歷史學家普遍認為,被稱為“維京人”的斯堪的納維亞民族從公元793年起正式踏上歷史舞臺,成為中世紀時期歐洲大陸不可小覷的一方勢力。他們秉承著原始的多神教的信條,以大神奧丁的名義,從泰晤士河口一路燒殺到愛爾蘭的都柏林,再沿塞納河南下、直搗巴黎,甚至令君士坦丁堡的東羅馬皇帝都不得不交出貢金。

但就在這肆虐基督教世界的血腥之路上,斯堪的納維亞人的文化與信仰也被基督教世界所影響了。在公元10世紀到11世紀的這段時間內,斯堪的納維亞地區逐漸出現了較大規模的基督教信仰皈依現象。

究其原因,這是源于貧瘠土地上的人民對基督教世界富饒物質的渴望,這一規律被學者歸結為相對落后原始的文明對文明程度更高的一方自然靠攏的歷史趨勢。

一、奧丁與基督:從冤家仇敵到平起平坐,基督教元素在許多中世紀北歐史料中都留有印記

在維京人的長船駛遍全歐洲的過程中,他們對基督教的看法在潛移默化中逐漸轉變。在此過渡時期有一個顯著的特點,就是他們將耶和華作為眾神之一來看待,而在原先卻并非如此。

眾神之王 奧丁

一些遺留下來的作品顯示,某些丹麥人將基督編織進了北歐眾神和精靈、人魚、巨人和矮人之中,與原本北歐的文學“薩迦”發生了奇妙的化學反應。而德意志地區的史詩《尼伯龍根之歌》,與北歐傳統文學作品之一的《沃爾松格薩迦》擁有相同的起源。
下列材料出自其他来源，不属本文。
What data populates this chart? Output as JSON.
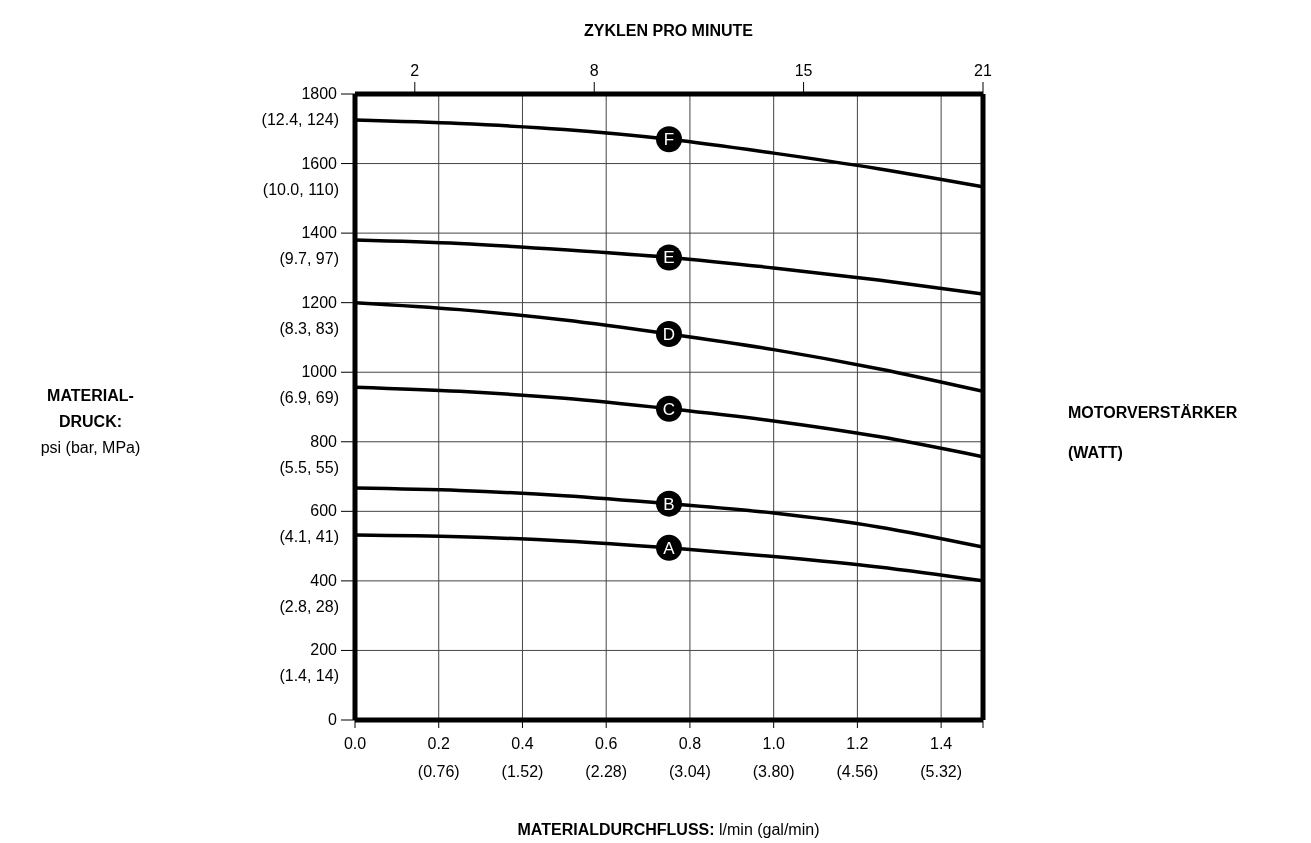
{
  "chart_data": {
    "type": "line",
    "x2label": "ZYKLEN PRO MINUTE",
    "xlabel": "MATERIALDURCHFLUSS: l/min (gal/min)",
    "annotations": [
      "MOTORVERSTÄRKER (WATT)",
      "MATERIAL-DRUCK: psi (bar, MPa)",
      "(0.76)",
      "(1.52)",
      "(2.28)",
      "(3.04)",
      "(3.80)",
      "(4.56)",
      "(5.32)",
      "(1.4, 14)",
      "(2.8, 28)",
      "(4.1, 41)",
      "(5.5, 55)",
      "(6.9, 69)",
      "(8.3, 83)",
      "(9.7, 97)",
      "(10.0, 110)",
      "(12.4, 124)"
    ],
    "x": [
      0,
      0.25,
      0.5,
      0.75,
      1.0,
      1.25,
      1.5
    ],
    "series": [
      {
        "name": "A",
        "color": "#000000",
        "values": [
          532,
          527,
          515,
          495,
          470,
          440,
          400
        ]
      },
      {
        "name": "B",
        "color": "#000000",
        "values": [
          667,
          660,
          645,
          622,
          595,
          555,
          497
        ]
      },
      {
        "name": "C",
        "color": "#000000",
        "values": [
          957,
          945,
          925,
          895,
          860,
          815,
          757
        ]
      },
      {
        "name": "D",
        "color": "#000000",
        "values": [
          1200,
          1180,
          1150,
          1110,
          1065,
          1010,
          945
        ]
      },
      {
        "name": "E",
        "color": "#000000",
        "values": [
          1380,
          1370,
          1352,
          1330,
          1300,
          1265,
          1225
        ]
      },
      {
        "name": "F",
        "color": "#000000",
        "values": [
          1725,
          1715,
          1698,
          1670,
          1630,
          1585,
          1533
        ]
      }
    ],
    "xlim": [
      0,
      1.5
    ],
    "xticks": [
      {
        "value": 0,
        "label": "0.0"
      },
      0.2,
      0.4,
      0.6,
      0.8,
      {
        "value": 1.0,
        "label": "1.0"
      },
      1.2,
      1.4,
      {
        "value": 1.5,
        "label": null
      }
    ],
    "x2lim": [
      0,
      21
    ],
    "x2ticks": [
      2,
      8,
      15,
      21
    ],
    "ylim": [
      0,
      1800
    ],
    "yticks": [
      0,
      200,
      400,
      600,
      800,
      1000,
      1200,
      1400,
      1600,
      1800
    ],
    "grid": true,
    "legend": false,
    "marker": "none",
    "line_style": "solid"
  }
}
其中的人物、故事發展都頗有些類似。

在《尼伯龍根之歌》中,出現了“騎士”、“美德”等一些基督教特有的概念,而其中侏儒、巨龍等傳說也是從北歐神話里摘取出來的。雖然這并非僅是北歐人的作品,但德意志地區本就與斯堪的納維亞相鄰近,北歐人將本土史詩與基督教融合而進行的創作也可從中窺見一斑。
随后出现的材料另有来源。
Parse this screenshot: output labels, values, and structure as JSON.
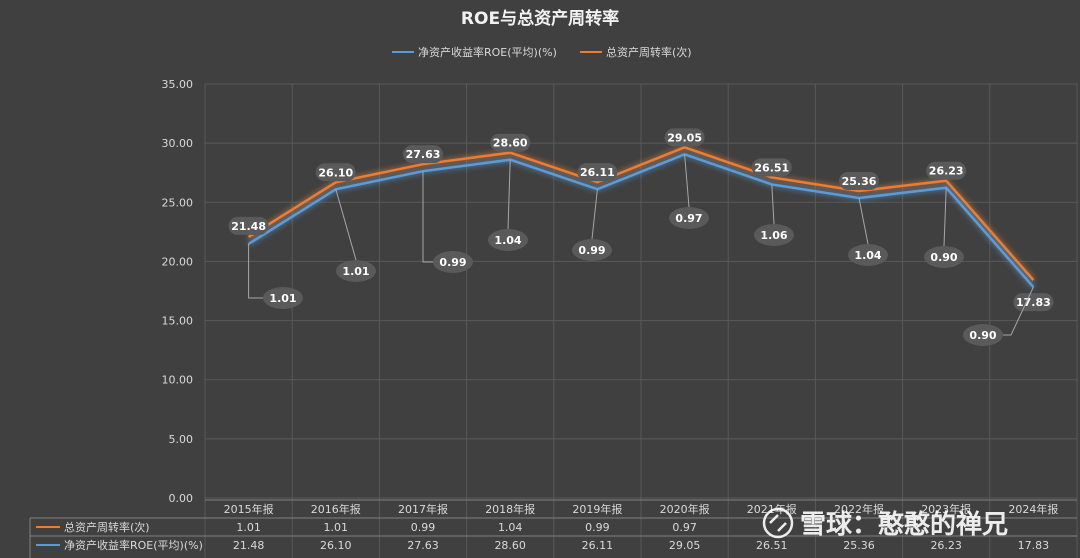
{
  "chart_data": {
    "type": "line",
    "title": "ROE与总资产周转率",
    "categories": [
      "2015年报",
      "2016年报",
      "2017年报",
      "2018年报",
      "2019年报",
      "2020年报",
      "2021年报",
      "2022年报",
      "2023年报",
      "2024年报"
    ],
    "y_ticks": [
      "0.00",
      "5.00",
      "10.00",
      "15.00",
      "20.00",
      "25.00",
      "30.00",
      "35.00"
    ],
    "ylim": [
      0,
      35
    ],
    "grid": true,
    "legend_position": "top",
    "series": [
      {
        "name": "净资产收益率ROE(平均)(%)",
        "color": "#5b9bd5",
        "values": [
          21.48,
          26.1,
          27.63,
          28.6,
          26.11,
          29.05,
          26.51,
          25.36,
          26.23,
          17.83
        ],
        "labels": [
          "21.48",
          "26.10",
          "27.63",
          "28.60",
          "26.11",
          "29.05",
          "26.51",
          "25.36",
          "26.23",
          "17.83"
        ]
      },
      {
        "name": "总资产周转率(次)",
        "color": "#ed7d31",
        "values": [
          1.01,
          1.01,
          0.99,
          1.04,
          0.99,
          0.97,
          1.06,
          1.04,
          0.9,
          0.9
        ],
        "labels": [
          "1.01",
          "1.01",
          "0.99",
          "1.04",
          "0.99",
          "0.97",
          "1.06",
          "1.04",
          "0.90",
          "0.90"
        ]
      }
    ],
    "table": {
      "rows": [
        {
          "name": "总资产周转率(次)",
          "color": "#ed7d31",
          "cells": [
            "1.01",
            "1.01",
            "0.99",
            "1.04",
            "0.99",
            "0.97",
            "",
            "",
            "",
            ""
          ]
        },
        {
          "name": "净资产收益率ROE(平均)(%)",
          "color": "#5b9bd5",
          "cells": [
            "21.48",
            "26.10",
            "27.63",
            "28.60",
            "26.11",
            "29.05",
            "26.51",
            "25.36",
            "26.23",
            "17.83"
          ]
        }
      ]
    }
  },
  "legend": {
    "items": [
      {
        "name": "净资产收益率ROE(平均)(%)",
        "color": "#5b9bd5"
      },
      {
        "name": "总资产周转率(次)",
        "color": "#ed7d31"
      }
    ]
  },
  "watermark": "雪球：憨憨的禅兄"
}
而在歷史方面,根據一些史料記載,曾經在丹麥“藍牙王”哈拉爾的統治時期,有一位名叫“波波(Poppo)”的德意志傳教士,他與丹麥的一些王族成員展開了一場激烈辯論。

丹麥的貴族們同意基督是神,但認為基督的力量不如托爾或奧丁那般強大。但波波則堅定地聲稱奧丁與托爾都是丑陋的怪物,基督才是唯一的真神。旁聽了整個爭論過程的哈拉爾王并沒有做出任何表示,而是沉默不語,直到辯論雙方已經到了劍拔弩張的程度,他才發表自己的想法。

“藍牙王”哈拉爾

他詢問波波能否進行一次測驗來顯示自己的正確,波波毫不猶豫地答應了。于是哈拉爾王將一塊鐵塊在火中烤到通紅,然后讓波波赤手從火中拿起鐵塊。波波說自己堅信基督的力量,于是毫不猶豫地從炭火中拿起鐵塊,將這燒紅的鐵塊舉到了那些王室貴族的面前,直到哈拉爾讓他放下鐵塊。

波波從容地放下鐵塊后,向貴族與國王展示了自己毫發無損的手。于是,目睹了這一神跡的哈拉爾王當場宣布皈依基督教。
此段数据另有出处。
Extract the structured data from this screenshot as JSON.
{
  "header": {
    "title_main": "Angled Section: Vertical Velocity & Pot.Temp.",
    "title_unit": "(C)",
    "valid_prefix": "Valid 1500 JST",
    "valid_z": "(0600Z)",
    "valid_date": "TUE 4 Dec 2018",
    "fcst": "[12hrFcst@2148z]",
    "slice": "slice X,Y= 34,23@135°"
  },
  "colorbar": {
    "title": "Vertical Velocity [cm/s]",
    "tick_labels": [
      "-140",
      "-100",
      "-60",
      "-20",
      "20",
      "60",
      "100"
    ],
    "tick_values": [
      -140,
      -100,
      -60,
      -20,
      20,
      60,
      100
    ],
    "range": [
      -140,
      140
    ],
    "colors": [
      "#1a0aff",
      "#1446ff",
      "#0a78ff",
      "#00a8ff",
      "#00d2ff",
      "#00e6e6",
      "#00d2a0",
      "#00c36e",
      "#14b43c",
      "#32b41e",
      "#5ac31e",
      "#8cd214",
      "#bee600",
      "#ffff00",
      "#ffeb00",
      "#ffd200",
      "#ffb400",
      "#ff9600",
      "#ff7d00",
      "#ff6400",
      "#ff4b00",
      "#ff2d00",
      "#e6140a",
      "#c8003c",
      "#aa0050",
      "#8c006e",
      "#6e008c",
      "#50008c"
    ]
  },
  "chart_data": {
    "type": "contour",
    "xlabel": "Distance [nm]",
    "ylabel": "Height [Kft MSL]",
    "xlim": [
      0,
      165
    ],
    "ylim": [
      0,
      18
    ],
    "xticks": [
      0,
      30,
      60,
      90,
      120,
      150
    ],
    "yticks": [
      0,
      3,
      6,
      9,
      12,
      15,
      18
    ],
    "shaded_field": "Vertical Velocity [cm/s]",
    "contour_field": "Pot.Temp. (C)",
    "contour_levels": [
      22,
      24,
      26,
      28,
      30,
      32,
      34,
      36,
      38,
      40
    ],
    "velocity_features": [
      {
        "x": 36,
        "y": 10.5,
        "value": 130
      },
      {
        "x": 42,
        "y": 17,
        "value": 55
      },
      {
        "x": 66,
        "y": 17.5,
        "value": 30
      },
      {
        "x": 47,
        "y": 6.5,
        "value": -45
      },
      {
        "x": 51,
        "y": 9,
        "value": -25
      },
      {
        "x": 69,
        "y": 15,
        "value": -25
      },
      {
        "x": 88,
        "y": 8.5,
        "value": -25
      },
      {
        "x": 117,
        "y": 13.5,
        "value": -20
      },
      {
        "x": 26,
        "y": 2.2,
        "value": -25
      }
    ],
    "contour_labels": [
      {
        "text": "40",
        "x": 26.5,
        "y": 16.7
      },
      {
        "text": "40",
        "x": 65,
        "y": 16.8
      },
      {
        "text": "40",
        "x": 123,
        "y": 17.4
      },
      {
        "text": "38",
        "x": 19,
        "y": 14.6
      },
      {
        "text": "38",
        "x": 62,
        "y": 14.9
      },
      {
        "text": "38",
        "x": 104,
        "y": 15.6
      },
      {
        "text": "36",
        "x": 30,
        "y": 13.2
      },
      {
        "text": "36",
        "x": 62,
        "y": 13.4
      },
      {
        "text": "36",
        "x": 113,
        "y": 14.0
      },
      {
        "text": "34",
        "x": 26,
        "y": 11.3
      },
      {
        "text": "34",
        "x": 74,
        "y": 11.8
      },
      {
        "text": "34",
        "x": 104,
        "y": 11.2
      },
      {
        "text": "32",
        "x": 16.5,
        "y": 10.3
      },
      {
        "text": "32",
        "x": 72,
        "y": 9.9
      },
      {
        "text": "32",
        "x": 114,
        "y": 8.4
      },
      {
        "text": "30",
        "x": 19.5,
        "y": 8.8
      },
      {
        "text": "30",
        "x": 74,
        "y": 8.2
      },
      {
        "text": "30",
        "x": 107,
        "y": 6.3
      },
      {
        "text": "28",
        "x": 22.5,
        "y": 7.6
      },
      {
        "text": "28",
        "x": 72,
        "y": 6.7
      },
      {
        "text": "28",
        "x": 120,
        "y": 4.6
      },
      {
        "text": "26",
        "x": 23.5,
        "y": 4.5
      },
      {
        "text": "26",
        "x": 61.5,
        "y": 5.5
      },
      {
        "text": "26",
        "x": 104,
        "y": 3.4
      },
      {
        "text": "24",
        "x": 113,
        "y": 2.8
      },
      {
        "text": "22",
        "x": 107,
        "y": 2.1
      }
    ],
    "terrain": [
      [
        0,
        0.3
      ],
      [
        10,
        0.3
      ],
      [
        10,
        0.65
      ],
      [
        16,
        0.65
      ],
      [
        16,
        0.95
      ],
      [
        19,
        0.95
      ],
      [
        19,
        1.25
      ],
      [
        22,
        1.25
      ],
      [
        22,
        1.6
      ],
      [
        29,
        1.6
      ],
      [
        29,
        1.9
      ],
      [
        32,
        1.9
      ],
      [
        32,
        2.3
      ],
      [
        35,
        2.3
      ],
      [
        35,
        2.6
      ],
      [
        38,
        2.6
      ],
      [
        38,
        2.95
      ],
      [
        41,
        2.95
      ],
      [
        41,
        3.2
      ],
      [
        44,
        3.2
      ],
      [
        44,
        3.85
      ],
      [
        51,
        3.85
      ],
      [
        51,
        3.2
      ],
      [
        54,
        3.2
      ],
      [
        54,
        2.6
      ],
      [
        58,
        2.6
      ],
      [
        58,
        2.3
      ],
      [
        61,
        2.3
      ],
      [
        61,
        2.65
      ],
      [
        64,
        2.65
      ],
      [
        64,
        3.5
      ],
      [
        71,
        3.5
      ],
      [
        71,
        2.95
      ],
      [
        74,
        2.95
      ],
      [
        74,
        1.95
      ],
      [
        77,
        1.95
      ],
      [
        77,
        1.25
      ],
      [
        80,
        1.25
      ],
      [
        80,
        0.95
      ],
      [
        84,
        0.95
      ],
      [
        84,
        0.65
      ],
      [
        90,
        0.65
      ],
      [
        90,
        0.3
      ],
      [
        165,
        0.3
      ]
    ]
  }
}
這個故事的真假性雖然無需多言,但其所記載的情節本身已經可以說明一些問題。首先在藍牙王哈拉爾時期,也就是公元十世紀末期,基督教的傳教者們已經被允許進入北歐王族的宮殿中。而本頑固的貴族們卻十分樂意贊同基督被列入北歐眾神的神位。

傳教士波波的故事看似十分決絕地將北歐眾神打入了“異端怪物”的行列,但事實上,他能在藍牙王哈拉爾面前展現這種態度,或者說后世能夠看到他與哈拉爾接觸的記載,都要歸功于之前數十年、百年間,維京人在劫掠與貿易的過程中受到的潛移默化的影響,即:基督已經不被作為被排斥的存在,相反地作為神明,他已經能夠登上北歐諸神的“大雅之堂”了。

二、雖然基督教義具有強烈的排他性,但北歐多神教的宗教特性奠定了其基督教化的基礎

這里需要稍微對“基督教文化”這一概念做一個解讀。與大多數由地緣、環境等因素而產生的地區性文化所不同,其核心正是在于“基督教”這一信仰的廣泛傳播。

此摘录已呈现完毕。